These 12 Important Pieces on the History of Soccer May Help You Understand What All the Fuss is About

These 12 Important Pieces on the History of Soccer May Help You Understand What All the Fuss is About

Tim Flight - July 5, 2018

These 12 Important Pieces on the History of Soccer May Help You Understand What All the Fuss is About
Eton Field Game by Henry G. Brooks depicts a form of football match, England, c. 1890. The National Football Museum

English Public Schools and the Game

Despite the embryonic versions of the modern game of soccer that took place contemporaneously amongst the mass of brutal, mob-based, versions, it wasn’t until the 19th century that a set of rules was actually enforced on football. For this innovation, we have the elite schools of England to thank. From the late 16th century onwards, English Public Schools (called private schools in the rest of the world) began to notice the passion and occasional skill required to play football successfully, and saw an opportunity to form the characters of the boys they were tasked with educating at great expense.

The pioneer of this civilizing of football was Richard Mulcaster (c.1531-1611), a former student at Eton College who served as a headmaster at Merchant Taylors’ School and St Paul’s School. He differentiated football from other ball-games involving arms and hands, organized boys into teams, and made them play according to rules. In his 1581 Positions Wherein Those Primitive Circumstances Be Examined, Which Are Necessarie for the Training up of Children, Mulcaster argued passionately for the educational value and physical and mental benefits of playing the game, and sport is still a vital part of private education in England today.
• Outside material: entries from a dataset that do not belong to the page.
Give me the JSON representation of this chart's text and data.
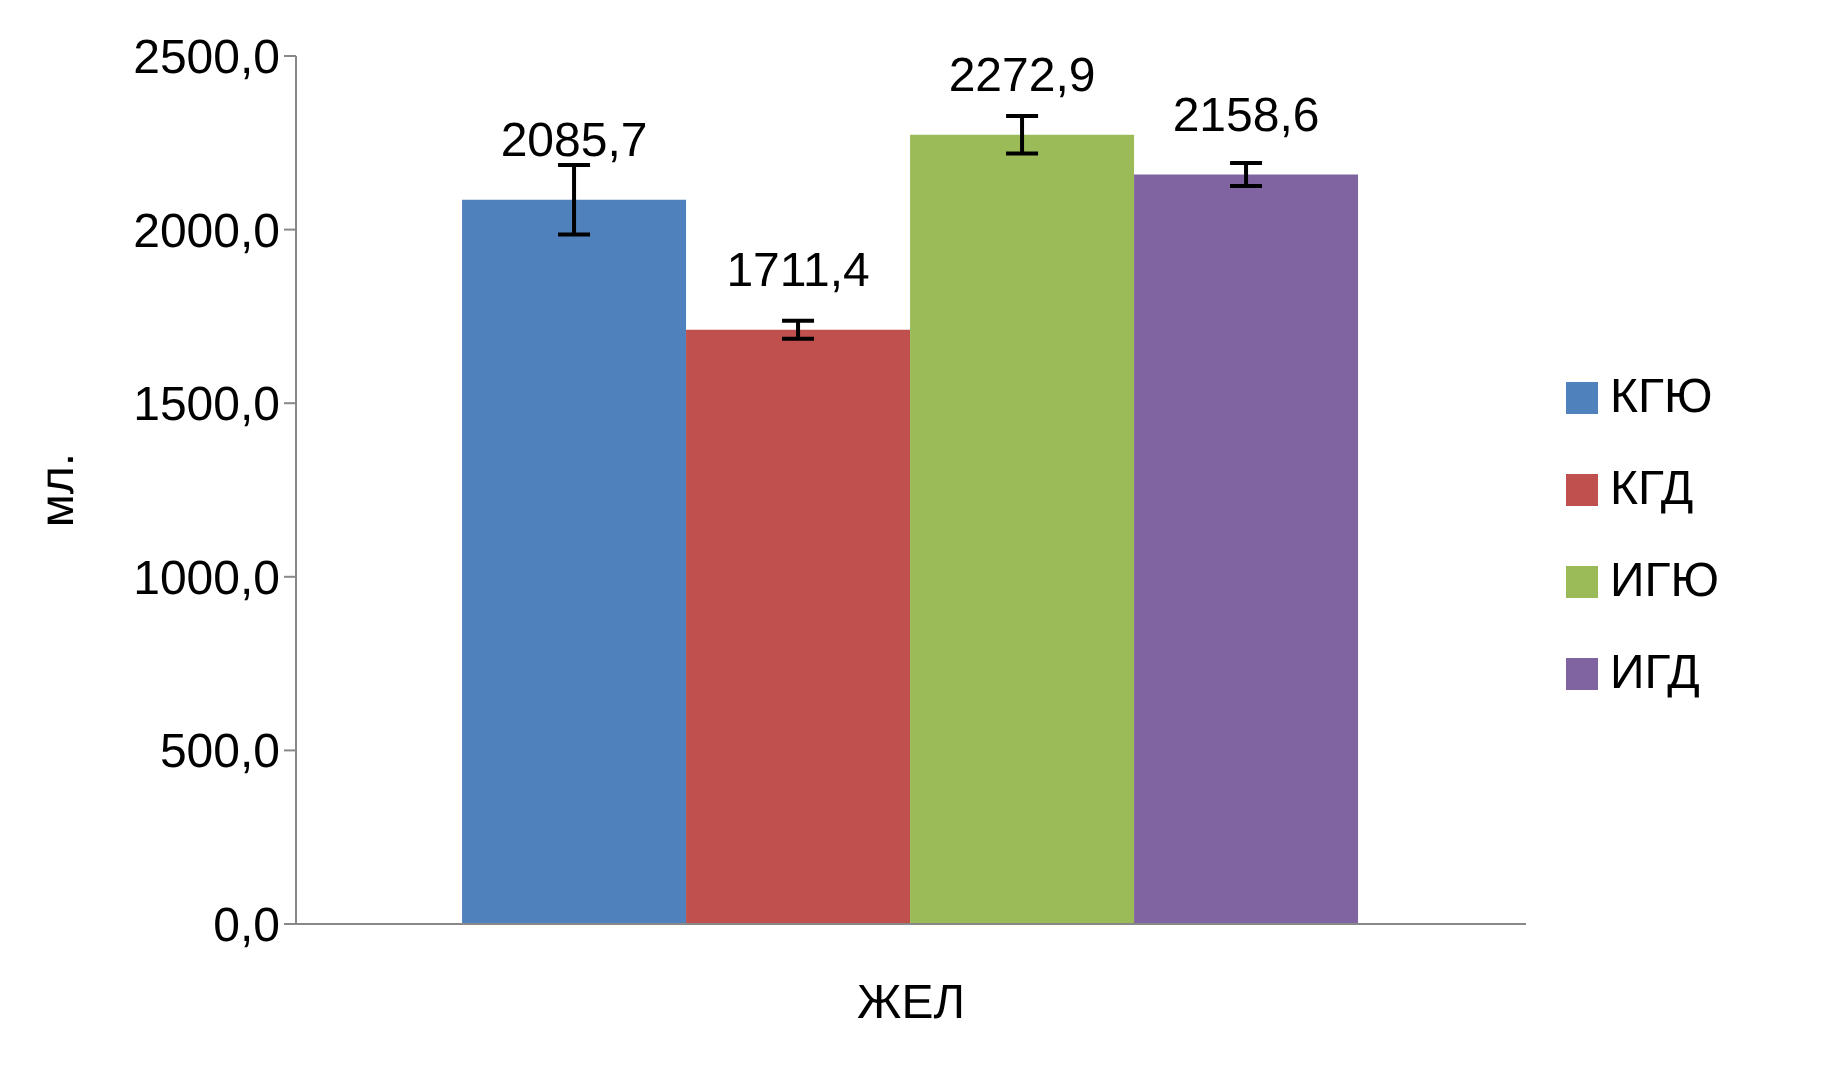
{
  "chart_data": {
    "type": "bar",
    "ylabel": "мл.",
    "categories": [
      "ЖЕЛ"
    ],
    "series": [
      {
        "name": "КГЮ",
        "color": "#4f81bd",
        "values": [
          2085.7
        ],
        "value_labels": [
          "2085,7"
        ],
        "errors": [
          100
        ]
      },
      {
        "name": "КГД",
        "color": "#c0504d",
        "values": [
          1711.4
        ],
        "value_labels": [
          "1711,4"
        ],
        "errors": [
          26
        ]
      },
      {
        "name": "ИГЮ",
        "color": "#9bbb59",
        "values": [
          2272.9
        ],
        "value_labels": [
          "2272,9"
        ],
        "errors": [
          54
        ]
      },
      {
        "name": "ИГД",
        "color": "#8064a2",
        "values": [
          2158.6
        ],
        "value_labels": [
          "2158,6"
        ],
        "errors": [
          33
        ]
      }
    ],
    "ylim": [
      0,
      2500
    ],
    "yticks": [
      {
        "value": 0,
        "label": "0,0"
      },
      {
        "value": 500,
        "label": "500,0"
      },
      {
        "value": 1000,
        "label": "1000,0"
      },
      {
        "value": 1500,
        "label": "1500,0"
      },
      {
        "value": 2000,
        "label": "2000,0"
      },
      {
        "value": 2500,
        "label": "2500,0"
      }
    ],
    "legend": "right",
    "grid": false
  }
}
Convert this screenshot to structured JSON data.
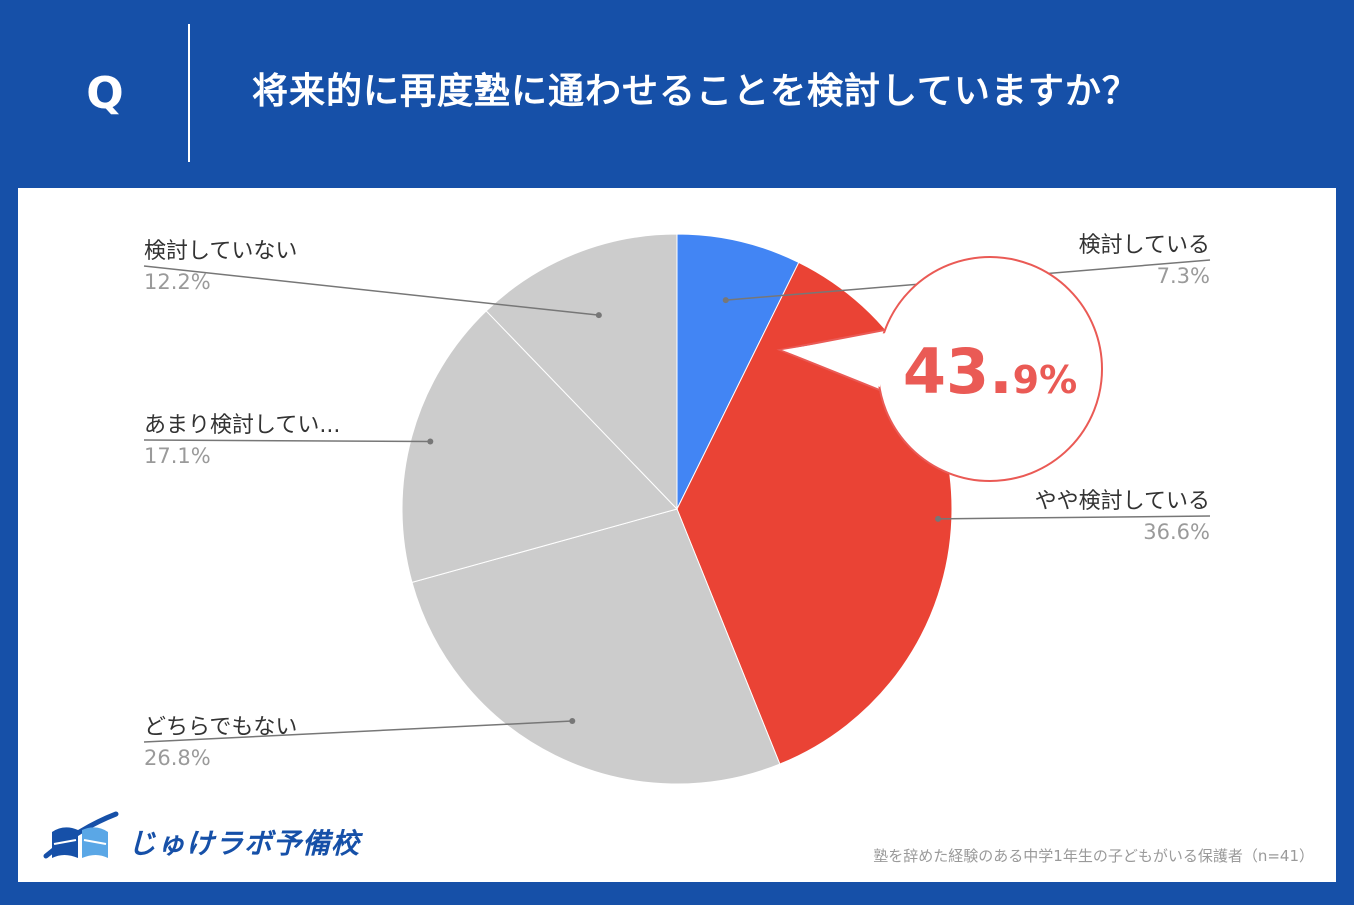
{
  "header": {
    "q_mark": "Q",
    "question": "将来的に再度塾に通わせることを検討していますか？"
  },
  "chart_data": {
    "type": "pie",
    "categories": [
      "検討している",
      "やや検討している",
      "どちらでもない",
      "あまり検討してい...",
      "検討していない"
    ],
    "values": [
      7.3,
      36.6,
      26.8,
      17.1,
      12.2
    ],
    "value_labels": [
      "7.3%",
      "36.6%",
      "26.8%",
      "17.1%",
      "12.2%"
    ],
    "colors": [
      "#4285f4",
      "#ea4335",
      "#cccccc",
      "#cccccc",
      "#cccccc"
    ],
    "highlight": {
      "number": "43.",
      "small": "9%",
      "color": "#ea5a55"
    }
  },
  "footnote": "塾を辞めた経験のある中学1年生の子どもがいる保護者（n=41）",
  "logo": {
    "text": "じゅけラボ予備校",
    "icon": "open-book-icon",
    "color": "#1650a8"
  }
}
Mulcaster’s game involving kicking the ball was far from the only iteration of football taking place at public schools. Other schools had their own variations, which bore a closer resemblance to medieval football in permitting players to use their hands. This eventually led to a schism when the rules of football were written down in Eton, Aldenham, and others, over which limbs were permissible in the game. The game of Rugby, named after the school, was allegedly invented when William Webb Ellis picked up a football during a Mulcaster-esque game and ran towards the opposition goal in 1823.

Although the benefits of physical activity for children cannot be debated, the importance of football for character development took a ridiculous twist in the Victorian period. The Victorians are often lampooned for their publicly anti-sex stance, and one of the great fears of the period was the problem of masturbation. The Reverend Edward Thring, the eminent and powerful headmaster of Uppingham School, believed he had come up with a solution to the onanism epidemic facing Victorian Britain. He identified masturbation as symptomatic of weakness, and argued that the best way to stop boys ‘self-polluting’ was to toughen them up through football.